Wal-Mart Hits Campus With Interactive CD-ROMs
"We realized that our advertising messages weren't directed at college-age people either through print or broadcast," said Melissa Berryhill, spokeswoman for Wal-Mart Stores Inc., Bentonville, AR. "We had received an interactive CD several years ago, and later we began to think about the idea of utilizing this type of vehicle to reach the college-age market."
The CD-ROM that Wal-Mart executives had seen was produced by Tag Digital Media, a direct marketing company that specializes in CD and DVD-based marketing campaigns.
Previously, Wal-Mart only had tried to reach a college audience directly through insertion of its monthly circular into some campus newspapers, she said, and it never had targeted the audience with unique content or messaging.
After reviewing its options, the Wal-Mart marketing team partnered with Tag Digital to produce a CD-ROM aimed at college students.
Wal-Mart thought that the most relevant content for the college audience was new music, movies and video games, and included information about several of each on the CD.

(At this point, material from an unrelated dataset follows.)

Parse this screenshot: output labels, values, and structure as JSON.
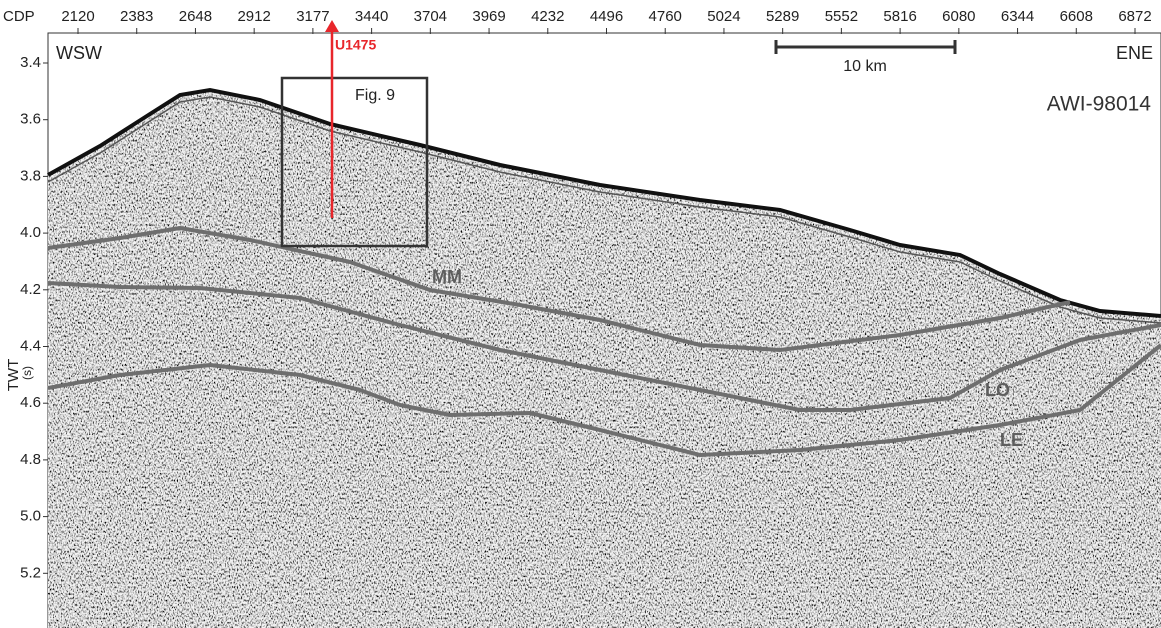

The CD contained trailers for movies including "The Lord of the Rings: The Two Towers," "Daredevil," "Just Married," "Legally Blonde 2" and "Bringing Down the House" as well as video games such as True Crime: Streets of L.A., Madden NFL 2004, NBA Live 2004 and Beyond Good & Evil. It also included several full-length music videos and MP3s featuring artists such as Maroon 5, Coldplay, Norah Jones and Ben Harper.
"The goal was to positively influence the attitudes of college-age people when thinking about Wal-Mart," Berryhill said. "We wanted them to think of Wal-Mart when they thought of buying music, movies and video games."
The CD also contained information about Wal-Mart locations and products and services like the company's Internet services, online photo services, travel services, phone cards and textbooks.
Tag Digital handled creative design and production of the CDs. The firm strongly believes that CDs have an edge over conventional direct mail.
"Overall, CD campaigns consistently outperform in the marketplace in terms of response rates and brand impressions," said William Huckestein, president of Tag Digital Media, San Diego. "In addition to being a ubiquitous medium, CDs carry a higher value association, which is due to the CD's ability to convey rich multimedia without bandwidth limitations."
Through Tag Digital's partnership with print production firm RR Donnelley and Sons, the CDs were inserted into RR Donnelley's Zip Strip Disc Mailer and sent out.
More than 1 million CDs went in each of two drops in April and August. They were distributed at 500 to 600 U.S. colleges as inserts into college newspapers as well as delivered directly to dormitories and fraternity and sorority houses in cooperation with the schools.
"The colleges were chosen based on which ones could insert the piece into their newspaper or would allow it to be distributed through their dormitories or fraternities/sororities," Berryhill said. No other targeting mechanisms were used.
To track response to the CD, a voluntary opt-in function was included. It asked students for their e-mail address, ZIP code, age, computer type and gender as well as questions specific to their attitudes about the CD and Wal-Mart in general. There also was an option to receive Wal-Mart online newsletters.
Berryhill said that response has been higher than conventional direct mail but would not elaborate. She would not discuss the campaign's cost, either. Wal-Mart is in the analysis phase of the campaign, Berryhill said, and no decision has been made about using CD-ROMs in the future.